In the case of salt, for example—probably the most important for endurance athletes—the process uses a reagent that reacts with its chloride to turn it purple. The intensity of the purple reflects how much salt you’ve lost—strongly enough that you might not need an app to eyeball the difference between a lot and a little.

“The orientation is around rehydration,” Rogers said.

Testing Effectiveness

Testing how well this works is the primary focus of the paper in Science Advances. To do that, the researchers had 43 athletes practice their sports under typical training conditions, then analyzed their sweat with both the patch and the “gold standard” method, in which gauze pads were taped their arms.
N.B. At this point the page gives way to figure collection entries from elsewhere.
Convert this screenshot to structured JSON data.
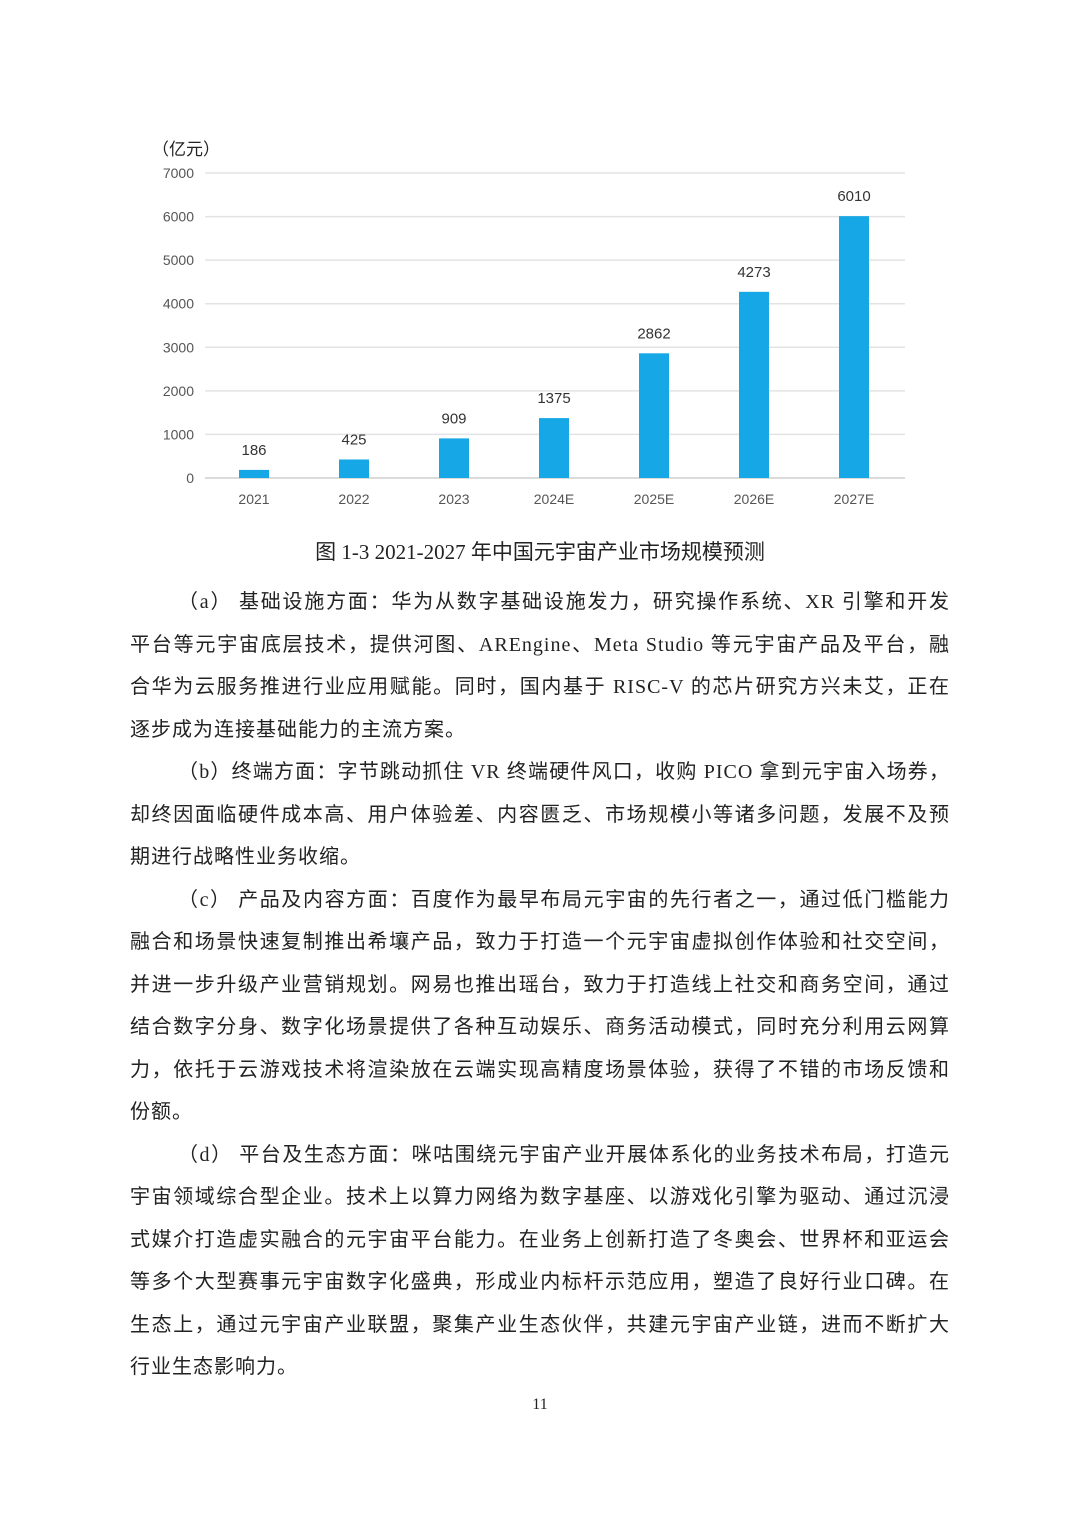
{
  "chart_data": {
    "type": "bar",
    "ylabel": "（亿元）",
    "categories": [
      "2021",
      "2022",
      "2023",
      "2024E",
      "2025E",
      "2026E",
      "2027E"
    ],
    "values": [
      186,
      425,
      909,
      1375,
      2862,
      4273,
      6010
    ],
    "ylim": [
      0,
      7000
    ],
    "yticks": [
      "0",
      "1000",
      "2000",
      "3000",
      "4000",
      "5000",
      "6000",
      "7000"
    ],
    "grid": true,
    "bar_color": "#16a8e6",
    "data_labels": true
  },
  "caption": "图 1-3 2021-2027 年中国元宇宙产业市场规模预测",
  "paragraphs": [
    {
      "lines": [
        "（a） 基础设施方面：华为从数字基础设施发力，研究操作系统、XR 引擎和开发",
        "平台等元宇宙底层技术，提供河图、AREngine、Meta Studio 等元宇宙产品及平台，融",
        "合华为云服务推进行业应用赋能。同时，国内基于 RISC-V 的芯片研究方兴未艾，正在",
        "逐步成为连接基础能力的主流方案。"
      ]
    },
    {
      "lines": [
        "（b）终端方面：字节跳动抓住 VR 终端硬件风口，收购 PICO 拿到元宇宙入场券，",
        "却终因面临硬件成本高、用户体验差、内容匮乏、市场规模小等诸多问题，发展不及预",
        "期进行战略性业务收缩。"
      ]
    },
    {
      "lines": [
        "（c） 产品及内容方面：百度作为最早布局元宇宙的先行者之一，通过低门槛能力",
        "融合和场景快速复制推出希壤产品，致力于打造一个元宇宙虚拟创作体验和社交空间，",
        "并进一步升级产业营销规划。网易也推出瑶台，致力于打造线上社交和商务空间，通过",
        "结合数字分身、数字化场景提供了各种互动娱乐、商务活动模式，同时充分利用云网算",
        "力，依托于云游戏技术将渲染放在云端实现高精度场景体验，获得了不错的市场反馈和",
        "份额。"
      ]
    },
    {
      "lines": [
        "（d） 平台及生态方面：咪咕围绕元宇宙产业开展体系化的业务技术布局，打造元",
        "宇宙领域综合型企业。技术上以算力网络为数字基座、以游戏化引擎为驱动、通过沉浸",
        "式媒介打造虚实融合的元宇宙平台能力。在业务上创新打造了冬奥会、世界杯和亚运会",
        "等多个大型赛事元宇宙数字化盛典，形成业内标杆示范应用，塑造了良好行业口碑。在",
        "生态上，通过元宇宙产业联盟，聚集产业生态伙伴，共建元宇宙产业链，进而不断扩大",
        "行业生态影响力。"
      ]
    }
  ],
  "page_number": "11"
}
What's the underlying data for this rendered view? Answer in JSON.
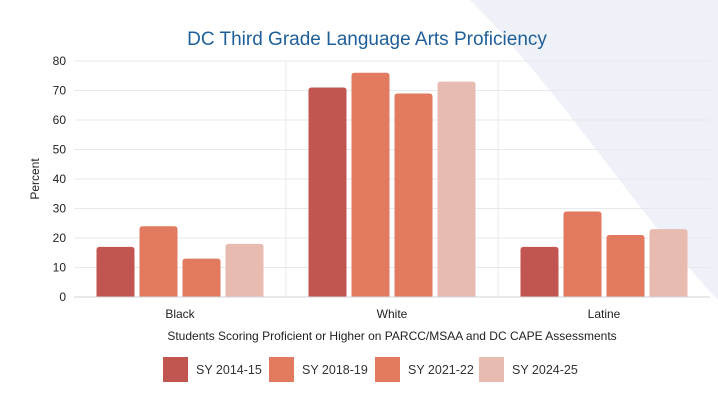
{
  "chart_data": {
    "type": "bar",
    "title": "DC Third Grade Language Arts Proficiency",
    "xlabel": "Students Scoring Proficient or Higher on PARCC/MSAA and DC CAPE Assessments",
    "ylabel": "Percent",
    "categories": [
      "Black",
      "White",
      "Latine"
    ],
    "ylim": [
      0,
      80
    ],
    "yticks": [
      0,
      10,
      20,
      30,
      40,
      50,
      60,
      70,
      80
    ],
    "grid": true,
    "legend_position": "bottom",
    "series": [
      {
        "name": "SY 2014-15",
        "values": [
          17,
          71,
          17
        ],
        "color": "#c0564f"
      },
      {
        "name": "SY 2018-19",
        "values": [
          24,
          76,
          29
        ],
        "color": "#e27a5f"
      },
      {
        "name": "SY 2021-22",
        "values": [
          13,
          69,
          21
        ],
        "color": "#e27a5f"
      },
      {
        "name": "SY 2024-25",
        "values": [
          18,
          73,
          23
        ],
        "color": "#e8bbb1"
      }
    ]
  }
}
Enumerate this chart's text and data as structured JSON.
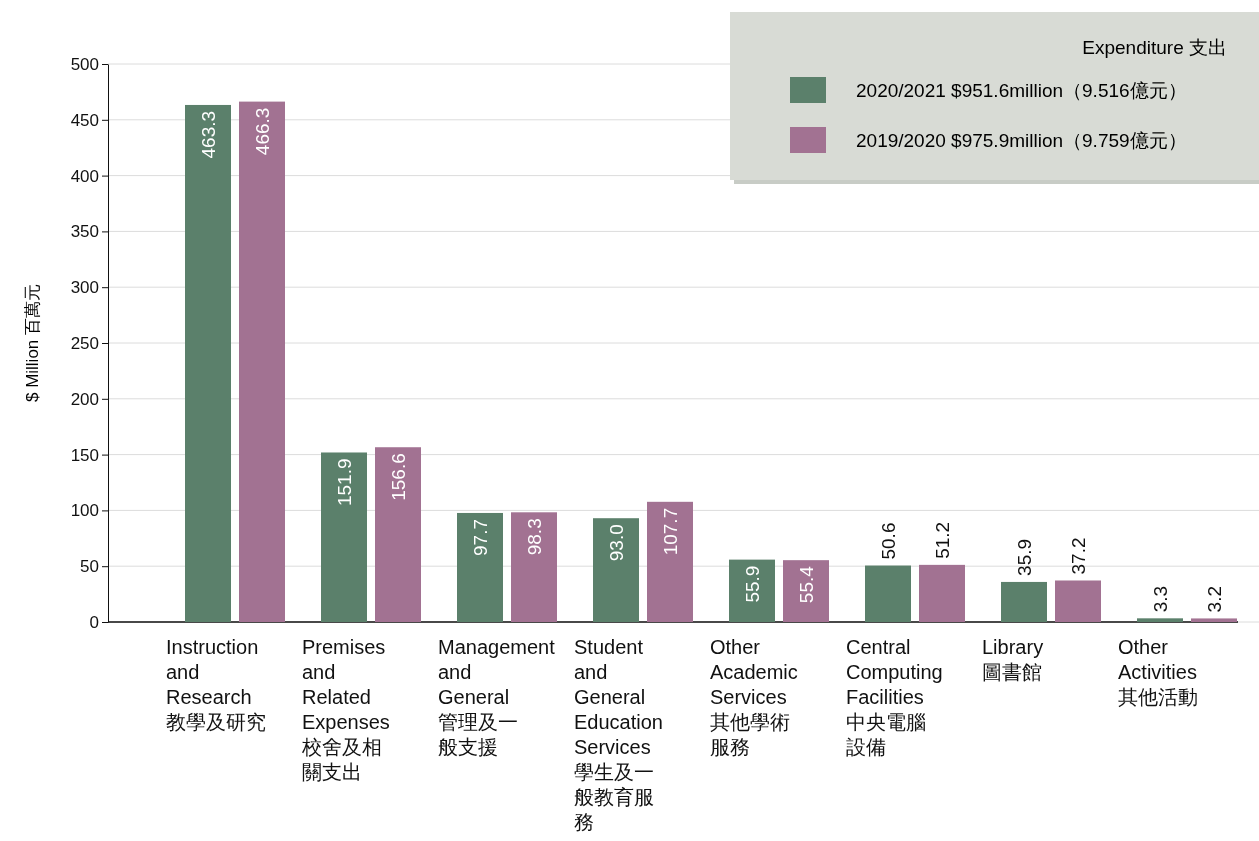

The sweat collected by these pads was then wrung out, weighed, and its contents measured via high-performance liquid chromatography (HPLC) a well-established laboratory method. 

“That’s what people have being doing in sports science labs for the past 20 or 30 years,” Ghaffari said. It works well, he adds, but isn’t “well aligned” with the real world, where athletes don’t have the luxury of instant access to an HPLC machine. 

Having verified that the patch’s “lab in a chip” actually works, his team’s next step was to correlate the amount of sweat collected by their patches with athletes’ overall rates of sweat loss, measured by other techniques (such as overall weight loss).

To do that, they correlated results from the patch to whole body measurements for 312 athletes working hard enough to sweat off an average of .92 liters per hour. “This is probably one of the larger studies done using these metrics,” Ghaffari said.

The patches can’t, however, be placed anywhere on the body and produce good results. It has long been known that there are parts of the body where the sweat rate correlates well with the overall rate, and others where it does not. “Two areas that do well are the inner lower forearm and the lower back,” Ghaffari says.

What’s Next?

The next step, he and Rogers suggest, is to change the chemistry of the microfluidic patch from colorimetric tests that need to be scanned with a camera to ones whose results can be measured with electrochemical sensors. That would allow the results to be sent by Bluetooth to a sports watch or other wearable monitor. 

But that’s not the focus of today’s study, Rogers says. “This is the kind of data you want to back up the technology,” he said.